Tío Rodrigo, Celia's uncle and her father's brother, appeared only in the second episode of the series, "Doña Benita." He was introduced as Celia told her friend María Teresa about his uncle's arrival with Maimón. Tío Rodrigo, played by Spanish actor Tito Valverde, was represented as a very loving uncle to Celia and a dear brother-in-law to her mother, also referred to as "very handsome" by the girl. His last appearance was in the very same episode, when he invites Celia to his quiet and boring birthday party, where the girl and her two snobby girl-cousins celebrated together as he retired due to a headache, as well as the pressures of aging. Maimón was introduced at the same time as Tío Rodrigo, and was immediately disliked by Doña Benita, who believed him to be a thief.
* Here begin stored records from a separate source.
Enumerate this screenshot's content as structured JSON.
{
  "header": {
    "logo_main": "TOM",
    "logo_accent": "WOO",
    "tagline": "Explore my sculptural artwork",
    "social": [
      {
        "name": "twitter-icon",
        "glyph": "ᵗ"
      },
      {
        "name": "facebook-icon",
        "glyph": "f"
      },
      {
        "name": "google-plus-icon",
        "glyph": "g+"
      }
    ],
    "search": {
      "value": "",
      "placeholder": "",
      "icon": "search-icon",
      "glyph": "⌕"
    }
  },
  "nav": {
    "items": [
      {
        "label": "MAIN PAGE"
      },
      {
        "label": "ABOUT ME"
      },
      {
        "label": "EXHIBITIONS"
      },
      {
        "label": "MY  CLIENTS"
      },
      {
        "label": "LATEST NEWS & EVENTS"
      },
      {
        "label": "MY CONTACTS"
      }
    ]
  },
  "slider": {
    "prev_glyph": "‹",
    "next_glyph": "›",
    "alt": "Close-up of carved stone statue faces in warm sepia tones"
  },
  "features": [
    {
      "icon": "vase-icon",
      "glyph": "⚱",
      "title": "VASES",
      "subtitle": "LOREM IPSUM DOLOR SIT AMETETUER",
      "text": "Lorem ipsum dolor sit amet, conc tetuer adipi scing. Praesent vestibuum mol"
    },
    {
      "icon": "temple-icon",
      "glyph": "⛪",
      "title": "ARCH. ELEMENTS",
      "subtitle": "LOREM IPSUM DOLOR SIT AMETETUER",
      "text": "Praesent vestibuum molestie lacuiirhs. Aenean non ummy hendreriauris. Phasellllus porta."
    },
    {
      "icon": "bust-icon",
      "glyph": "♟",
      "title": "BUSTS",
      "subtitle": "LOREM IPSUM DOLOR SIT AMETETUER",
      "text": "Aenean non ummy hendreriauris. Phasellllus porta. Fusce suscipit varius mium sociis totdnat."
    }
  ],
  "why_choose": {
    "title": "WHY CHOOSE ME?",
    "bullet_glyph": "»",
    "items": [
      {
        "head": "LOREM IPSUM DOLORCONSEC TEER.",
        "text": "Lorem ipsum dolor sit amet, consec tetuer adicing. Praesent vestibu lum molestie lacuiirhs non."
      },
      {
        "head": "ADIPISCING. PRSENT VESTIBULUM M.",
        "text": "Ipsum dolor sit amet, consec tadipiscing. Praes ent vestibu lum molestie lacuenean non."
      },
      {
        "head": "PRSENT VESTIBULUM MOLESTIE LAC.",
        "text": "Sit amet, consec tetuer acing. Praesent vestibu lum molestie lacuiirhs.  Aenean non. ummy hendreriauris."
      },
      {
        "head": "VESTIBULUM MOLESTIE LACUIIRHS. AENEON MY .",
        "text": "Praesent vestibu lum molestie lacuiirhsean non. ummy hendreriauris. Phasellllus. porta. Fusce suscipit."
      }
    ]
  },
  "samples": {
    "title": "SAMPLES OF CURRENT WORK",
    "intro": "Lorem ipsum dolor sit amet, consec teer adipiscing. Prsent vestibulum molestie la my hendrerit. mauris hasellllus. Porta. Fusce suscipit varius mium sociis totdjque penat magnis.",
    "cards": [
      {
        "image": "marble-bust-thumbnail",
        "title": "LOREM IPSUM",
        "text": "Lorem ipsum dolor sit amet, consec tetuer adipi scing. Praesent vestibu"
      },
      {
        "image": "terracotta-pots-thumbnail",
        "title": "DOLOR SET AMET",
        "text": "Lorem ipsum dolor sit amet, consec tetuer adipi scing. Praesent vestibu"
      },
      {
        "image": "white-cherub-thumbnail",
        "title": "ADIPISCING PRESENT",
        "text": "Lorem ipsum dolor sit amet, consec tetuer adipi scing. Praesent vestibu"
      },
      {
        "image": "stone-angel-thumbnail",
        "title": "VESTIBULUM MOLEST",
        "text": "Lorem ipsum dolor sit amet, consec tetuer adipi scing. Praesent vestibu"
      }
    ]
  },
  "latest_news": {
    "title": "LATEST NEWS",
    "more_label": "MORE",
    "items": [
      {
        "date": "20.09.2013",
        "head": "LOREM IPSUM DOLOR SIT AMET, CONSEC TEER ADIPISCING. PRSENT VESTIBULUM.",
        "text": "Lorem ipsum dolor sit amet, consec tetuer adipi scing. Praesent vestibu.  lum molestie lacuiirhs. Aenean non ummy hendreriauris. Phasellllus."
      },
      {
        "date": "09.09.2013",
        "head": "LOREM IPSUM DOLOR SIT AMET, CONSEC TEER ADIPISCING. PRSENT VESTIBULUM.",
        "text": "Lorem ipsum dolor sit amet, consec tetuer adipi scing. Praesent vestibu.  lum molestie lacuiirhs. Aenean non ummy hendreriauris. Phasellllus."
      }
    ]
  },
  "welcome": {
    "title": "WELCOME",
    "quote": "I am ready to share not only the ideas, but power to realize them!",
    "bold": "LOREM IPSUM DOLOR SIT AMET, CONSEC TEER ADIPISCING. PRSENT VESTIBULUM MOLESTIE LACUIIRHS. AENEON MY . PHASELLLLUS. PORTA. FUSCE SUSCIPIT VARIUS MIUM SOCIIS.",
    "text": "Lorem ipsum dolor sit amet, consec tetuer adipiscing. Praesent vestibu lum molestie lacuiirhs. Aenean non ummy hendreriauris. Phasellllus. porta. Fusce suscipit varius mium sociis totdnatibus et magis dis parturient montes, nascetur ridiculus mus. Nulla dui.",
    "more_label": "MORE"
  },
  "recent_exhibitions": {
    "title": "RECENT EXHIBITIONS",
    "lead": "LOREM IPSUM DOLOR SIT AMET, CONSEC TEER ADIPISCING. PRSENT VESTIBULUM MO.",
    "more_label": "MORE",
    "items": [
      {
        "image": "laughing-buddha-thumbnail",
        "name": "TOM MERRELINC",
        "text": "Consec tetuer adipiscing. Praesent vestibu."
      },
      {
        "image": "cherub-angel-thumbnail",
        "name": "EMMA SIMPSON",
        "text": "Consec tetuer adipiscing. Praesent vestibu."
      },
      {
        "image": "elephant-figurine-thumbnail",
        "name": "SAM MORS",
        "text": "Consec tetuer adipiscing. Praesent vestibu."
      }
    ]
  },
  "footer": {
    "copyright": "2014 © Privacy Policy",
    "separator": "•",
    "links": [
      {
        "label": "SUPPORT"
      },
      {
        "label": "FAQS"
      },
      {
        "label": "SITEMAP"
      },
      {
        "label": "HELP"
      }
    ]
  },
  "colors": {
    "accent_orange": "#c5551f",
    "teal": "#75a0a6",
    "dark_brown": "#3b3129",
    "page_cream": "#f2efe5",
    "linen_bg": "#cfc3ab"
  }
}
Maimón is saddened by the dislike certain characters show against him, such as Basílides, Doña Benita and Celia's two cousins. The Moor boy appeared again and for the last time in the fifth episode, "Ni santa, ni mártir", where he came to attend Celia's final examinations for her first schoolyear at the convent.

Both Basílides and Tía Julia had small roles in the series. Basílides, played by the Spanish actress Diana Salcedo, was introduced in Rodrigo's birthday party, where she tried to keep the three girls in peace with one another, and especially from upsetting their uncle. Basílides, just like Rodrigo, did not appear again the series. Finally, Tía Julia played a slightly larger role in the series, though she only appeared in two episodes. In the first episode, "Soy Celia", Tía Julia joined Celia's family for Christmas, and several times tried to convince her father to send the girl to school with the nuns, an option Celia's father, Pablo, did not find suitable. Tía Julia reappeared again for the last time in the third episode, "El verano", with the same purpose as before. The second time, however, she was successful in convincing Celia's parents as the girl's misbehaving gravely endangered the life of her little brother, "Cuchifritín". The short appearances of all four characters limited the deeper character development that was expanded in the fourth book of the series.